È la Bongiorno, ex Ministro per la pubblica amministrazione nel governo Conte I, a cesellare alcuni aspetti della vicenda: “probabilmente sarei più utile a Salvini come testimone che come avvocato, perché io c’ero. Io ricordo le sere nelle quali mandavo messaggi a casa per dire che avrei ritardato in attesa della fine delle tante riunioni ristrette tra Salvini, Conte, Toninelli, Moavero e Di Maio. Ho apprezzato l’ex ministro Trenta, mentre provo tanto imbarazzo per Toninelli. Che forse oggi si sarà pentito di aver pubblicato all’epoca tanti tweet”; “sfido chiunque a dire quale sia la differenza tra il caso Gregoretti e Open Arms” fino a un “siamo perplessi e sorpresi del fatto che il Gup di Catania Nunzio Sarpietro abbia ricevuto solo in parte la documentazione richiesta a tutti i Ministeri competenti per poter ricostruire quanto avvenuto sia durante il Conte 1 che durante il Conte 2, sono state cioè consegnate solo le schede operative di quanto accadeva durante gli sbarchi, nessuno delle interlocuzioni ministeriali, del ruolo del presidente del Consiglio e del ministro degli Esteri. Questa documentazione noi siamo riusciti a ottenerla e prova come non sia stato Salvini a impedire lo sbarco, ma si sia solo seguita la procedura a livello governativo della redistribuzione prima dello sbarco”. E ancora “non ci può essere reato se quel che si fa è deciso per il bene pubblico nell’adempimento del proprio dovere, dobbiamo evitare che si facciano processi guardando dal buco della serratura”.
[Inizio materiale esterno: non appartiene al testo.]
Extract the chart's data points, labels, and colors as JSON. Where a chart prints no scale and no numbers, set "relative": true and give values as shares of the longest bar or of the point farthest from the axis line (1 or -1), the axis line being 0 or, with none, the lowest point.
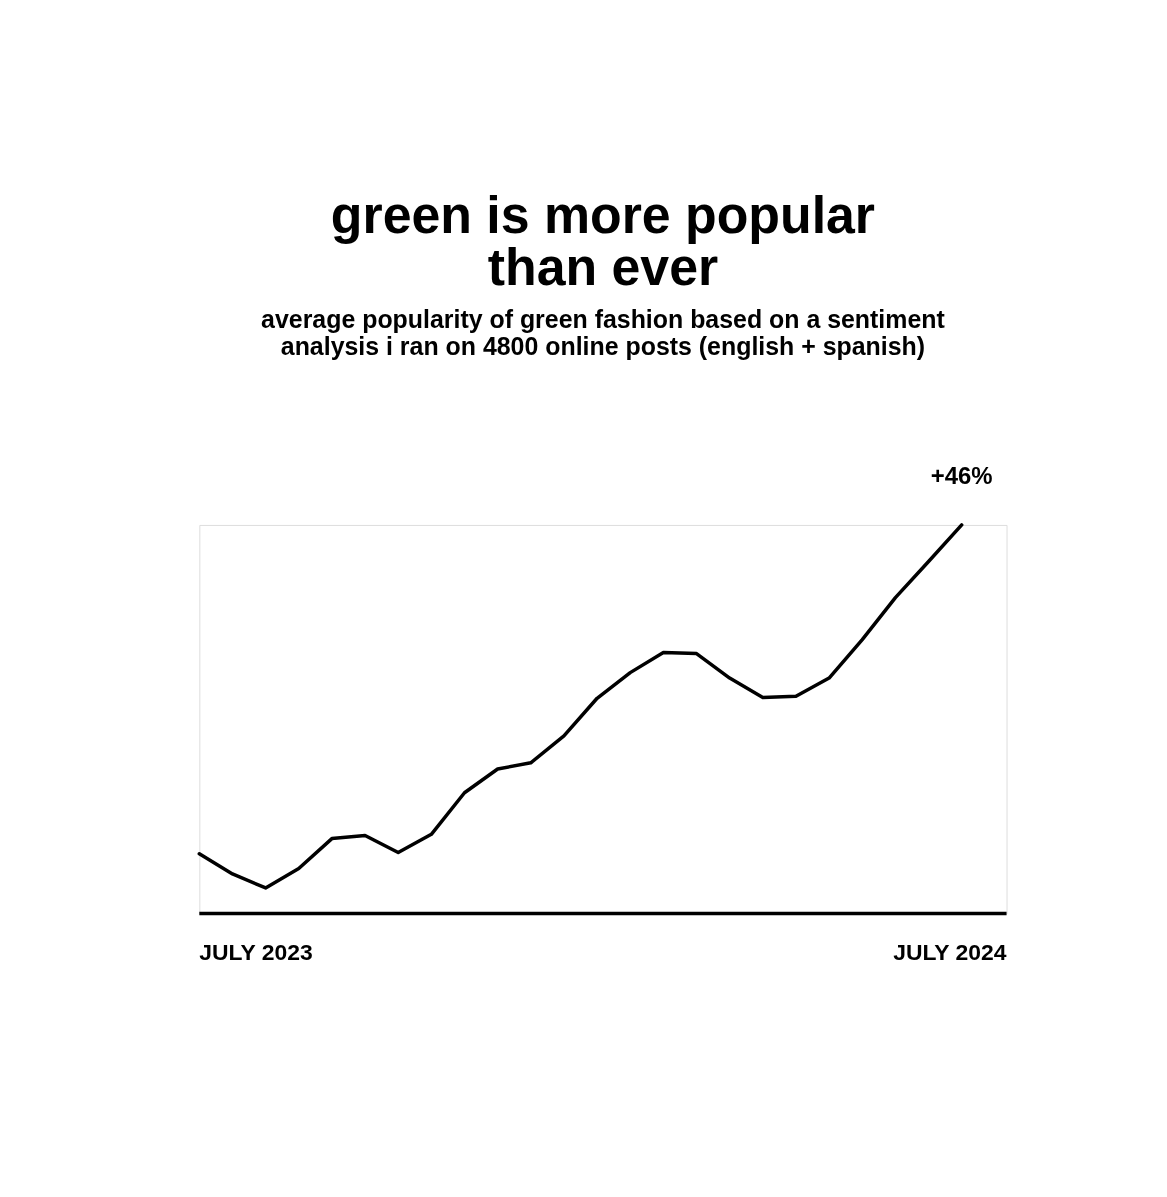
{
  "chart_data": {
    "type": "line",
    "title": [
      "green is more popular",
      "than ever"
    ],
    "subtitle": [
      "average popularity of green fashion based on a sentiment",
      "analysis i ran on 4800 online posts (english + spanish)"
    ],
    "relative": true,
    "grid": false,
    "marker": "none",
    "line_style": "solid",
    "categories": [
      null,
      null,
      null,
      null,
      null,
      null,
      null,
      null,
      null,
      null,
      null,
      null,
      null,
      null,
      null,
      null,
      null,
      null,
      null,
      null,
      null,
      null,
      null,
      null
    ],
    "series": [
      {
        "color": "#000000",
        "values": [
          0.154,
          0.102,
          0.066,
          0.116,
          0.193,
          0.201,
          0.157,
          0.204,
          0.311,
          0.372,
          0.388,
          0.457,
          0.554,
          0.62,
          0.672,
          0.669,
          0.606,
          0.556,
          0.559,
          0.606,
          0.705,
          0.813,
          0.906,
          1.0
        ]
      }
    ],
    "annotations": [
      "+46%",
      "JULY 2023",
      "JULY 2024"
    ]
  }
}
È stato un “non commento, ma commento lo stesso” quello di Salvini ai “non ricordo” di Toninelli: “su due ore per un’ora e mezza i suoi sono stati “non so e comunque non c’entro”. Toninelli non ricorda nulla, spero ricordi almeno dove abita, probabilmente ha una concezione di coerenza e dignità “personali”, per me coerenza e dignità sono parole che hanno valore. Oggi ho parlato di numeri e di vite, confrontando l’estate 2018, pre-Salvini, con quella del 2019: abbiamo ridotto dell’80% gli sbarchi irregolari, passando da 42 mila a 8 mila, e azzerando i cadaveri recuperati in mare, da 83 a 4. La linea tenuta sull’immigrazione è stata comune, sono curioso di sentire come il presidente Conte ricorderà i fatti, del resto l’attuale ministro dell’Interno Lamorgese ha fatto la stessa cosa più di una volta, una il 29 ottobre 2019 con lo sbarco della Ocean Viking dopo dieci giorni in mare, con assegnazione del porto di sbarco solo dopo aver deciso i ricollocamenti. La verità è che c’è un processo senza accusa, l’unica ad accusare è Legambiente; mi spiace per la quantità di tempo e denaro che i cittadini italiani stanno spendendo, sottraendoli a processi di ben altra rilevanza. Ma pare che qualcuno ha deciso di fare un processo politico”.

 

Svelato anche qualche retroscena sulla giornata catanese di Salvini, arrivato venerdì sera per incontrare i “suoi” amministratori, “ho ricevuto un messaggio di auguri del governatore Musumeci per oggi – ha detto, precisando – stiamo preparando le amministrative e le elezioni regionali fra due anni, nelle quali vorremo dire la nostra. Saluto il rientrato sindaco Salvo Pogliese, ricordo che quando ero al governo abbiamo salvato il bilancio del Comune di Catania”. Per poi precisare “per me la legge Severino è sbagliata, al sindaco ho solo augurato un bentornato e spero che faccia bene il suo lavoro”.